Published online by Cambridge University Press: 03 November 2009
In this chapter, I consider two historically prominent skeptical arguments: one from Section XII of Hume's Enquiry concerning Human Understanding and the other from Meditation I of Descartes' Meditations on First Philosophy. My purpose is to reconstruct the arguments so as to put them in their most powerful form. But we should remember that by “powerful” I do not mean psychologically convincing. I do not think that either skeptical argument, even in its most powerful form, has the power to convince or persuade. Rather, the arguments can be reconstructed so that they are powerful in another sense: it is not at all easy to see where they go wrong, and rejecting them requires us to give up something that otherwise would seem plausible or perhaps even obvious.

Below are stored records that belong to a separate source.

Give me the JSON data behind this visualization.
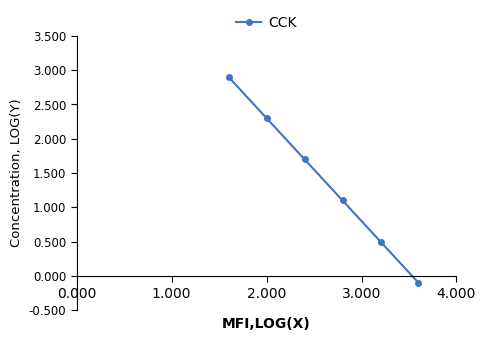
{
  "x": [
    1.6,
    2.0,
    2.4,
    2.8,
    3.2,
    3.6
  ],
  "y": [
    2.9,
    2.3,
    1.7,
    1.1,
    0.5,
    -0.1
  ],
  "line_color": "#4472C4",
  "marker": "o",
  "marker_size": 4,
  "line_width": 1.5,
  "xlabel": "MFI,LOG(X)",
  "ylabel": "Concentration, LOG(Y)",
  "xlim": [
    0.0,
    4.0
  ],
  "ylim": [
    -0.5,
    3.5
  ],
  "xticks": [
    0.0,
    1.0,
    2.0,
    3.0,
    4.0
  ],
  "yticks": [
    -0.5,
    0.0,
    0.5,
    1.0,
    1.5,
    2.0,
    2.5,
    3.0,
    3.5
  ],
  "xtick_labels": [
    "0.000",
    "1.000",
    "2.000",
    "3.000",
    "4.000"
  ],
  "ytick_labels": [
    "-0.500",
    "0.000",
    "0.500",
    "1.000",
    "1.500",
    "2.000",
    "2.500",
    "3.000",
    "3.500"
  ],
  "legend_label": "CCK",
  "background_color": "#ffffff",
  "tick_fontsize": 8.5,
  "xlabel_fontsize": 10,
  "ylabel_fontsize": 9.5,
  "legend_fontsize": 10
}
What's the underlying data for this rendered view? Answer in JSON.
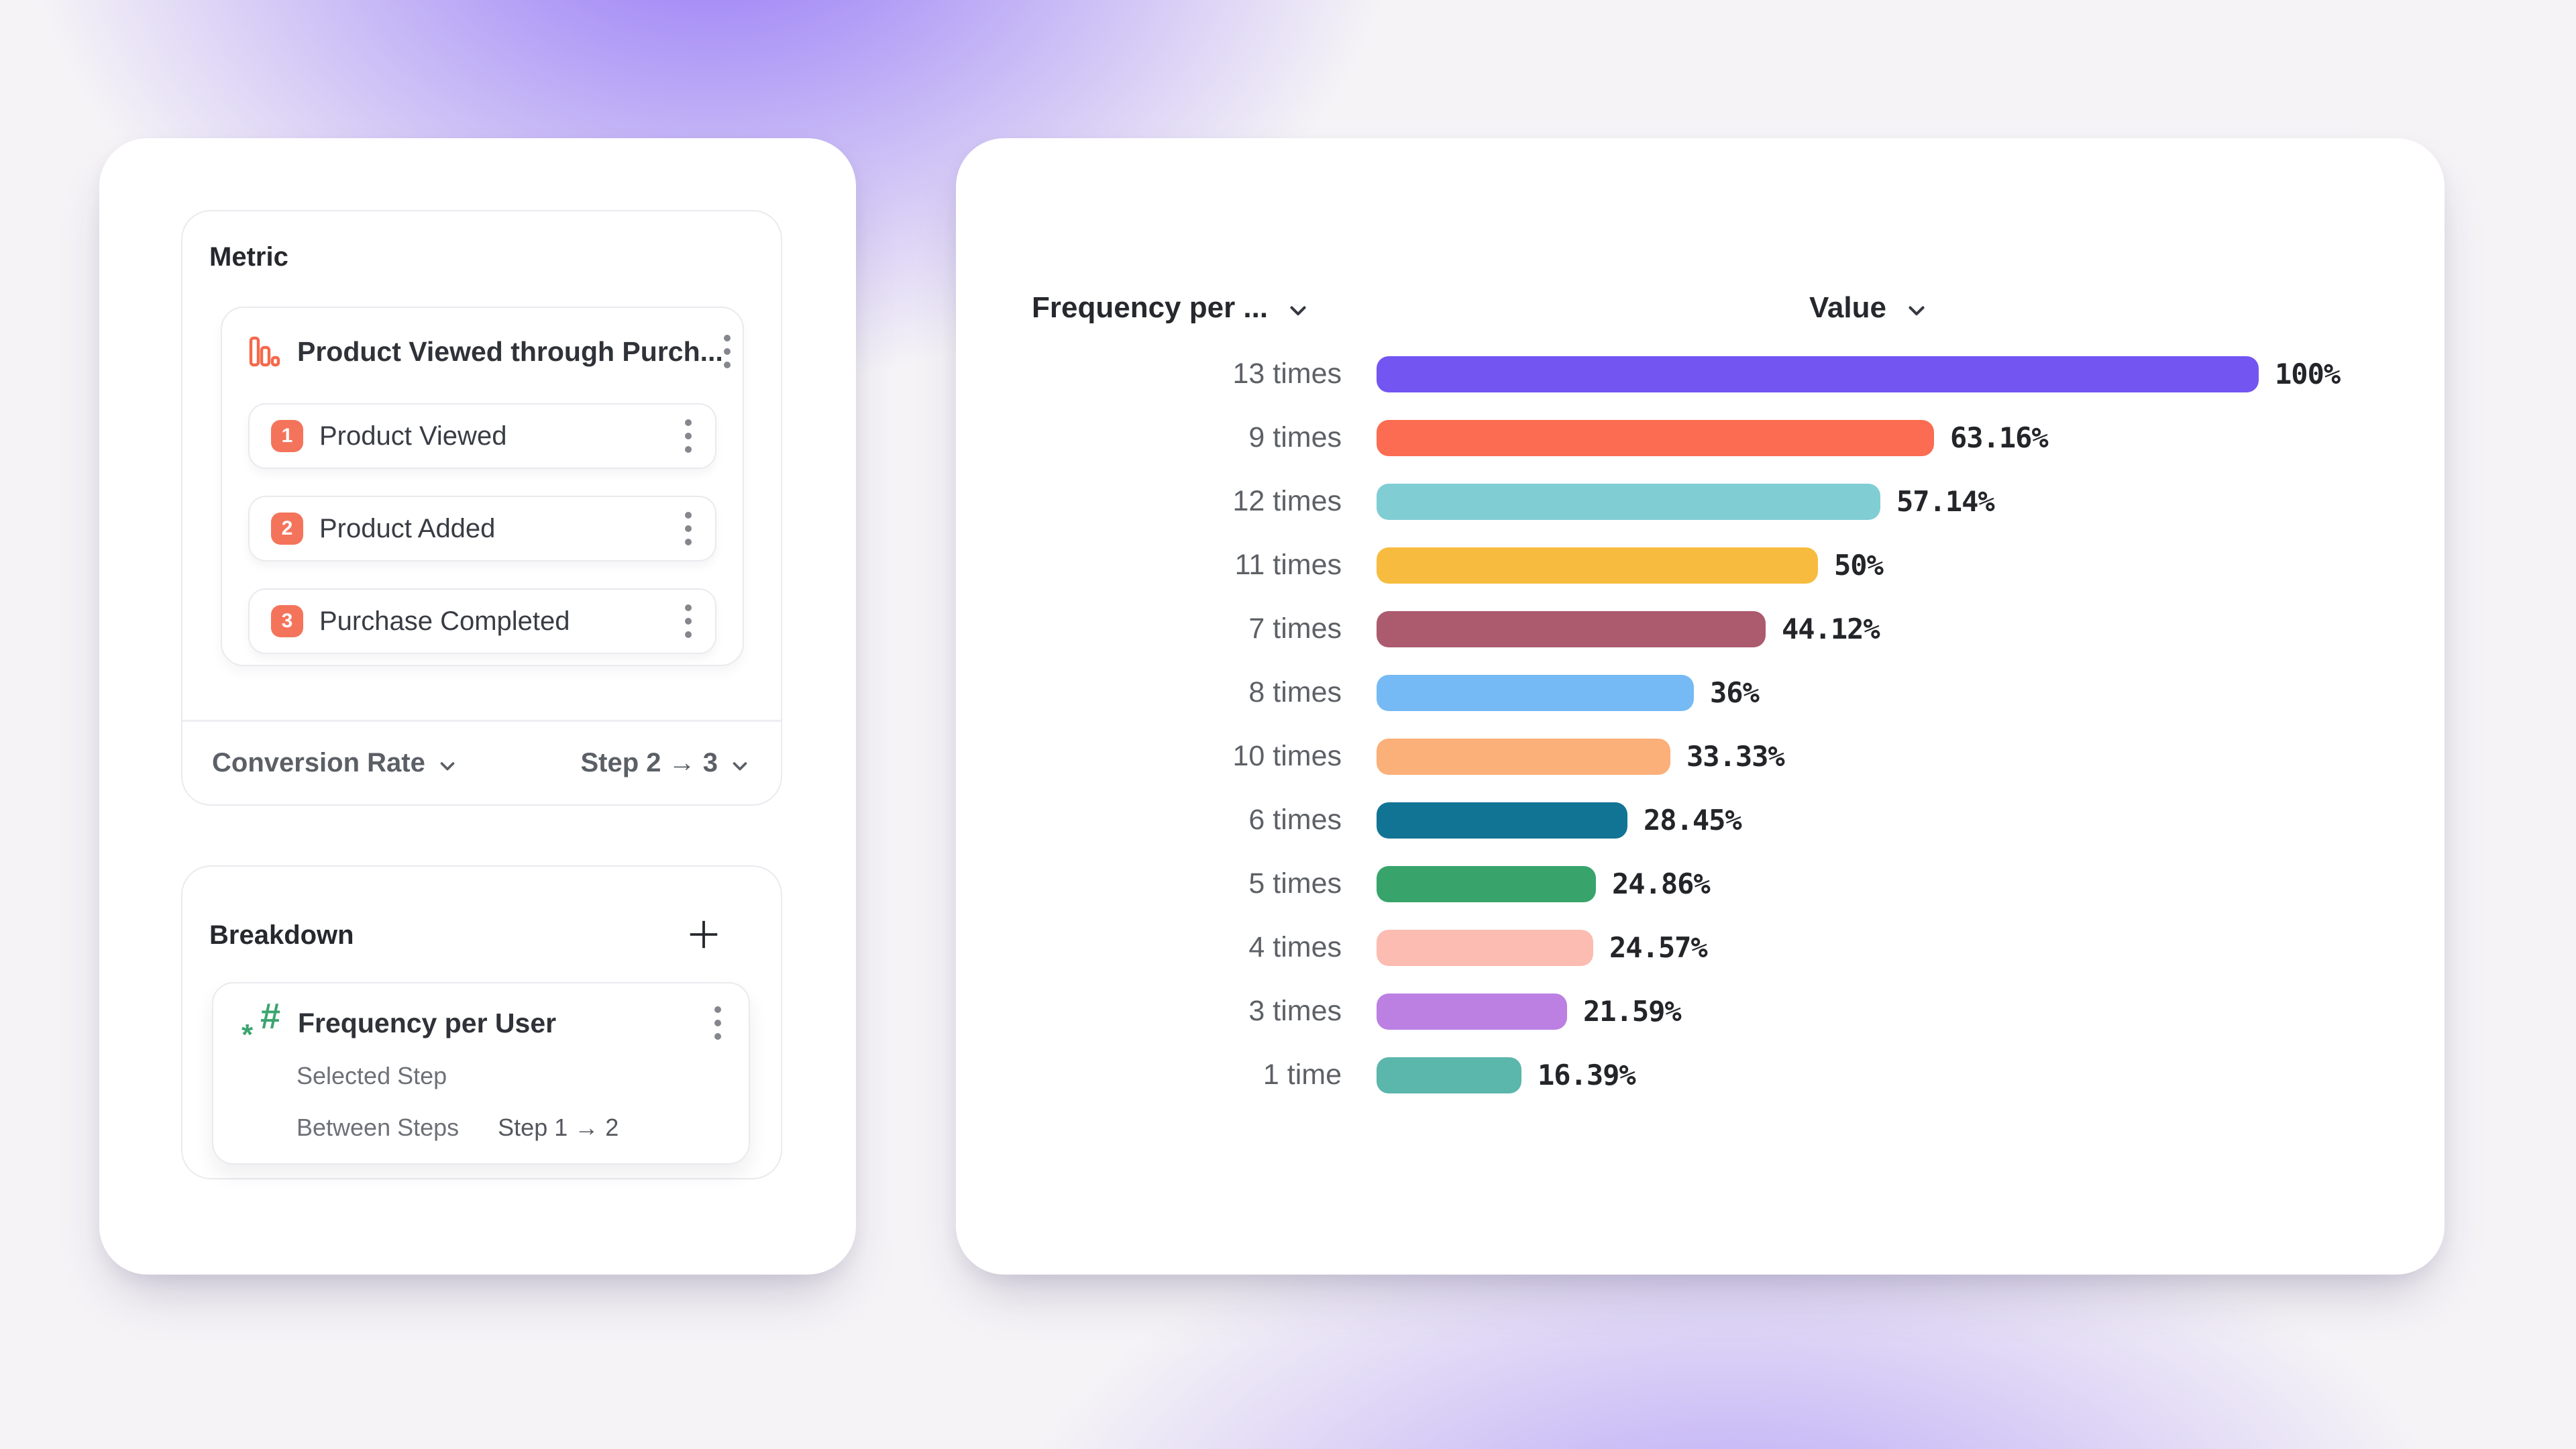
{
  "background": {
    "base_color": "#f5f3f6",
    "glow_color": "#8462f6"
  },
  "icons": {
    "funnel_metric": "bar-chart-outline-icon",
    "hash": "#",
    "hash_star": "*",
    "menu": "kebab-vertical-dots",
    "dropdown": "chevron-down",
    "add": "+"
  },
  "left_panel": {
    "metric": {
      "title": "Metric",
      "funnel": {
        "name": "Product Viewed through Purch...",
        "steps": [
          {
            "number": "1",
            "label": "Product Viewed"
          },
          {
            "number": "2",
            "label": "Product Added"
          },
          {
            "number": "3",
            "label": "Purchase Completed"
          }
        ]
      },
      "footer": {
        "measure": "Conversion Rate",
        "steps_range": "Step 2 → 3"
      }
    },
    "breakdown": {
      "title": "Breakdown",
      "item": {
        "name": "Frequency per User",
        "rows": [
          {
            "label": "Selected Step",
            "value": ""
          },
          {
            "label": "Between Steps",
            "value": "Step 1 → 2"
          }
        ]
      }
    }
  },
  "chart": {
    "column_headers": [
      {
        "label": "Frequency per ..."
      },
      {
        "label": "Value"
      }
    ]
  },
  "chart_data": {
    "type": "bar",
    "orientation": "horizontal",
    "title": "",
    "xlabel": "Value",
    "ylabel": "Frequency per User",
    "xlim": [
      0,
      100
    ],
    "grid": false,
    "legend": false,
    "value_label_position": "end-of-bar",
    "categories": [
      "13 times",
      "9 times",
      "12 times",
      "11 times",
      "7 times",
      "8 times",
      "10 times",
      "6 times",
      "5 times",
      "4 times",
      "3 times",
      "1 time"
    ],
    "values": [
      100,
      63.16,
      57.14,
      50,
      44.12,
      36,
      33.33,
      28.45,
      24.86,
      24.57,
      21.59,
      16.39
    ],
    "value_labels": [
      "100%",
      "63.16%",
      "57.14%",
      "50%",
      "44.12%",
      "36%",
      "33.33%",
      "28.45%",
      "24.86%",
      "24.57%",
      "21.59%",
      "16.39%"
    ],
    "bar_colors": [
      "#7355F2",
      "#FB6C52",
      "#80CDD4",
      "#F7BC3F",
      "#AC5A6E",
      "#75BAF4",
      "#FBAF79",
      "#127495",
      "#38A46C",
      "#FCBCB1",
      "#BC80E2",
      "#5BB6AB"
    ]
  }
}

Such arguments are powerful heuristic devices in that they drive us to give up plausible but mistaken assumptions about knowledge and evidence, and inspire us to put something substantive in their place.
In the next chapter we will consider how several dismissive responses to skepticism fare against the reconstructed arguments. Remember that dismissive responses are ones that either (a) do not engage skeptical arguments at all or (b) engage them only superficially. Such responses are dismissive because they reject the skeptical conclusion without paying serious attention to the reasoning that leads up to it. Accordingly, dismissive responses miss the lessons that skeptical arguments can teach.